Zuerst einmal: warum auf der Mondrückseite landen? Der Mond hat unterschiedliche Seiten. Die der Erde zugewandte Seite ist geprägt von großen Einschlagsbecken, den Maare. Man kann einige mit bloßem Auge als dunkle Flecken erkennen, besonders wenn es noch nicht richtig dunkel ist und der Mond nicht einzige Lichtquelle, so dass sich die Augen auf die Helligkeit adaptieren. Die Mondrückseite ist weitgehend frei von diesen Einschlagsbecken, Mare genannt. Ihre Entstehung verdanken sie dem Gezeiteneffekt. Wie auf der Erde der Mond die Meere bewegt so tut die 81 mal massereichere Erde den Mond durchwalken. (Und zwar mit einer 81 mal höheren Kraft) Als die Mare entstanden (das letzte vor rund 3,2 Milliarden Jahren) war der Mond auch noch viel näher an der Erde und der Effekt daher viel stärker. Die Erde zog nun die erdzugewandte Seite stärker an als die abgewandte und so war hier die Reibung des flüssigen Inneren an der Mondkruste stärker als auf der Rückseite und es konnte sich keine so dicke Kruste ausbilden. Sie konnte leichter von großen Brocken durchschlagen werden, die dann einen Magmasee aus dem Inneren freisetzten. Das Material war dunkler als das andere Krustenmaterial und es deckte alte Einschläge zu, sodass die Mare glatter aussehen.

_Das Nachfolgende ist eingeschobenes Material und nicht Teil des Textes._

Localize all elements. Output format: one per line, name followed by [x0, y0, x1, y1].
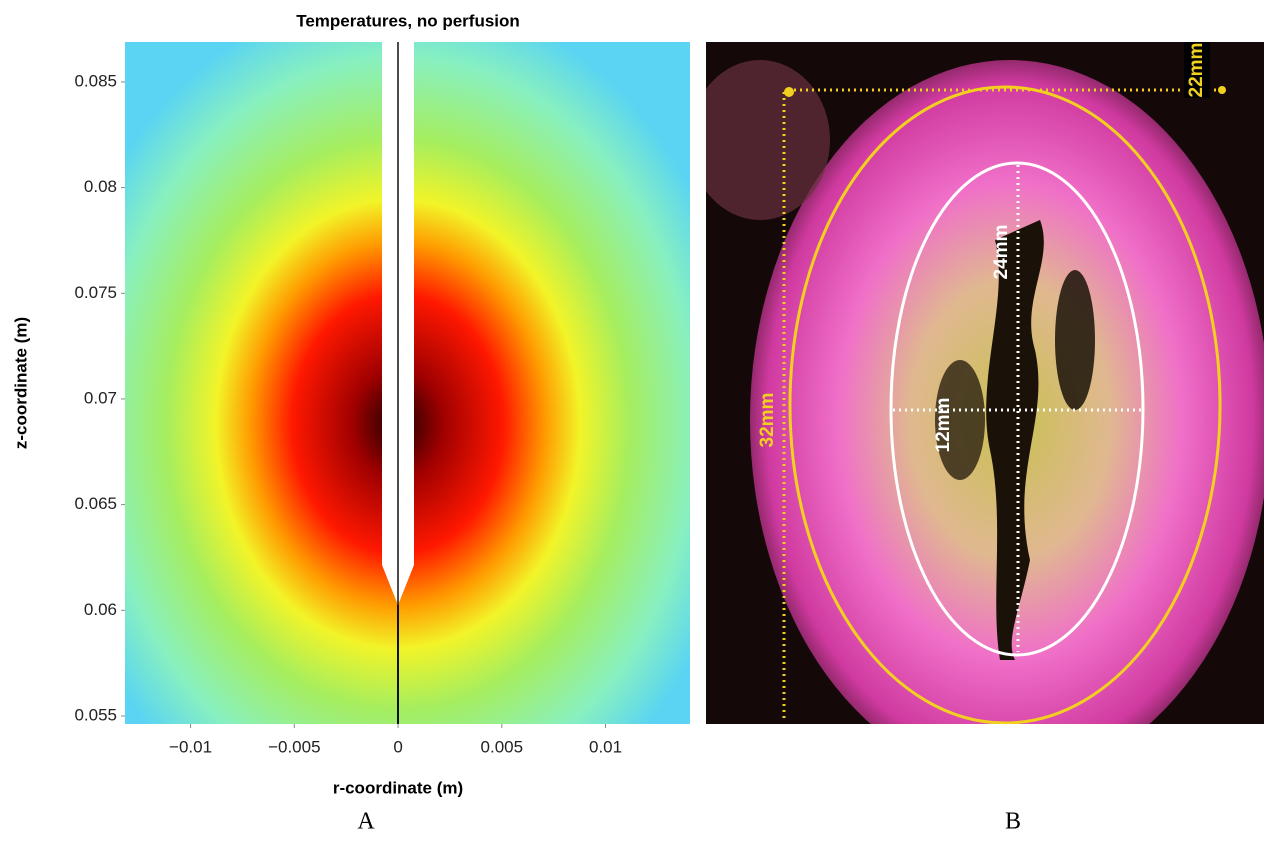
y-tick-label: 0.055 — [74, 705, 117, 724]
y-tick-label: 0.065 — [74, 494, 117, 513]
x-tick-label: −0.005 — [268, 737, 320, 756]
photo-annotation: 22mm — [1186, 43, 1207, 98]
y-tick-label: 0.07 — [84, 388, 117, 407]
y-tick-label: 0.075 — [74, 283, 117, 302]
heatmap — [125, 42, 690, 724]
x-tick-label: 0.01 — [589, 737, 622, 756]
photo-annotation: 12mm — [933, 398, 954, 453]
y-tick-label: 0.08 — [84, 177, 117, 196]
panel-label: B — [1005, 809, 1021, 835]
x-tick-label: −0.01 — [169, 737, 212, 756]
y-tick-label: 0.085 — [74, 71, 117, 90]
x-tick-label: 0.005 — [481, 737, 524, 756]
y-axis-title: z-coordinate (m) — [11, 317, 30, 449]
photo-annotation: 32mm — [757, 393, 778, 448]
y-tick-label: 0.06 — [84, 600, 117, 619]
photo-annotation: 24mm — [991, 225, 1012, 280]
chart-title: Temperatures, no perfusion — [296, 11, 520, 30]
photo — [706, 42, 1264, 724]
x-axis-title: r-coordinate (m) — [333, 778, 463, 797]
panel-label: A — [357, 809, 375, 835]
x-tick-label: 0 — [393, 737, 402, 756]
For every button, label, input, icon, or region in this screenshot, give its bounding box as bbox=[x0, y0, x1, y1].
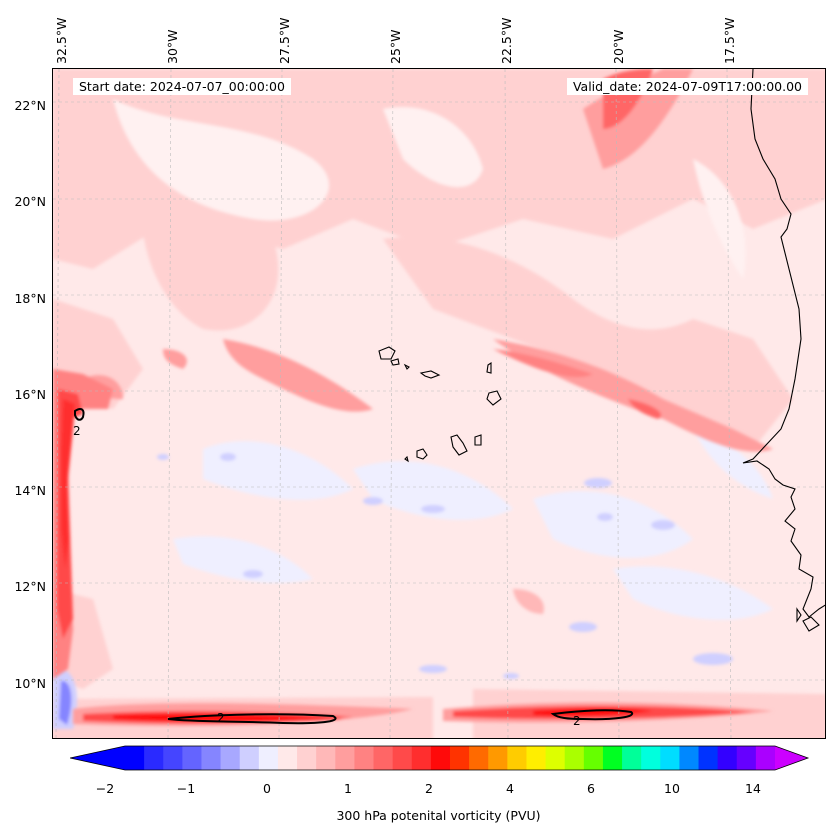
lat-label-12n: 12°N bbox=[14, 579, 46, 594]
colorbar-swatch bbox=[277, 746, 298, 770]
lat-label-18n: 18°N bbox=[14, 291, 46, 306]
colorbar-swatch bbox=[373, 746, 394, 770]
colorbar-swatch bbox=[679, 746, 700, 770]
colorbar-swatch bbox=[526, 746, 547, 770]
lat-label-14n: 14°N bbox=[14, 483, 46, 498]
colorbar-outline bbox=[70, 745, 810, 771]
lon-label-27-5w: 27.5°W bbox=[277, 17, 292, 64]
colorbar bbox=[70, 745, 810, 771]
colorbar-swatch bbox=[717, 746, 738, 770]
contour-label: 2 bbox=[217, 711, 225, 725]
colorbar-swatch bbox=[488, 746, 508, 770]
colorbar-swatch bbox=[297, 746, 317, 770]
lat-label-20n: 20°N bbox=[14, 194, 46, 209]
colorbar-tick: 2 bbox=[425, 781, 433, 796]
lon-label-25w: 25°W bbox=[388, 29, 403, 64]
pv-low-regions bbox=[113, 99, 746, 279]
colorbar-tick: 1 bbox=[344, 781, 352, 796]
pv-field: 2 2 2 bbox=[53, 69, 825, 738]
colorbar-swatch bbox=[220, 746, 241, 770]
colorbar-swatch bbox=[469, 746, 489, 770]
colorbar-over-arrow bbox=[775, 746, 808, 770]
colorbar-swatch bbox=[411, 746, 432, 770]
contour-label: 2 bbox=[73, 424, 81, 438]
lon-label-20w: 20°W bbox=[611, 29, 626, 64]
africa-coastline bbox=[742, 69, 825, 632]
colorbar-swatch bbox=[335, 746, 355, 770]
colorbar-swatch bbox=[201, 746, 222, 770]
lon-label-32-5w: 32.5°W bbox=[54, 17, 69, 64]
colorbar-tick: 10 bbox=[664, 781, 680, 796]
lat-label-10n: 10°N bbox=[14, 676, 46, 691]
colorbar-title: 300 hPa potenital vorticity (PVU) bbox=[336, 808, 541, 823]
colorbar-swatch bbox=[182, 746, 202, 770]
pv-map: 2 2 2 Start date: 2024-07-07_00:00:00 Va… bbox=[52, 68, 826, 739]
colorbar-tick: 14 bbox=[745, 781, 761, 796]
colorbar-swatch bbox=[316, 746, 336, 770]
colorbar-tick: 0 bbox=[263, 781, 271, 796]
cape-verde-islands bbox=[378, 346, 502, 463]
colorbar-swatch bbox=[660, 746, 680, 770]
colorbar-swatch bbox=[736, 746, 757, 770]
lat-label-16n: 16°N bbox=[14, 387, 46, 402]
pv-negative-patches bbox=[53, 429, 773, 729]
colorbar-tick: 6 bbox=[587, 781, 595, 796]
colorbar-tick: 4 bbox=[506, 781, 514, 796]
pv-2-contours bbox=[74, 408, 634, 725]
colorbar-swatch bbox=[622, 746, 642, 770]
contour-labels: 2 2 2 bbox=[73, 424, 581, 728]
colorbar-under-arrow bbox=[70, 746, 125, 770]
colorbar-swatch bbox=[392, 746, 413, 770]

Auf der Mondrückseite war der Effekt auf die Kruste kleiner und das Gelände ähnelt mehr den Hochländern auf der Vorderseite. Ob es sich chemisch gravierend von diesen unterscheidet hätte eine Expedition klären können. Die Wahrscheinlichkeit noch älteres Gestein zu finden ist jedoch sicher höher als auf der Vorderseite. Soviel zum wissenschaftlichen Anspruch. Nun zu den offenen Fragen und Problemen.
Fehlende Aufklärung
Sowohl die Lunar Orbiter wie auch die vorherigen Apollo Missionen konzentrierten sich bei der Erkundung der Landeplätze auf die Vorderseite. Die Mondrückseite wurde kartiert, aber global und nicht regional einige Landeplätze hochauflösend erfasst. Allerdings hätte dies durch eine vorherige Apollomission, z.B. Apollo 16 nachgeholt werden können. Damit wäre das Landegebiet genauso gut bekannt wie die Landezonen auf der Vorderseite.
Fehlende Funkverbindung
Das ist die größte Einschränkung. Es gab zwar bei allen Apollomissionen Manöver die auf der Mondrückseite erfolgten – Einbremsung in den Orbit, Zündung des Abstiegstriebwerks für das Erreichen des Abstiegsorbits und Verlassen des Orbits. aber diese waren himmelsmechanisch nötig. Trotzdem flogen die ersten Apollo Missionen auf freien Rückkehrbahnen falls die Zündung des Haupttriebwerks des Servicemoduls scheitert. Wenn die erste Zündung des Abstiegstriebwerks scheiterte hätte das LM immer noch ankoppeln können. Der kritische Teil der Landung erfolgte aber auf der Vorderseite. Nach Apollo 11 sogar mit Korrekturwerten aufgrund der Bahnvermessung vom Boden aus. Damit konnten die bei Apollo 11 aufgetretenen Abweichungen von einigen Kilometern vermieden werden. Auf dies müsste dann komplett verzichtet werden.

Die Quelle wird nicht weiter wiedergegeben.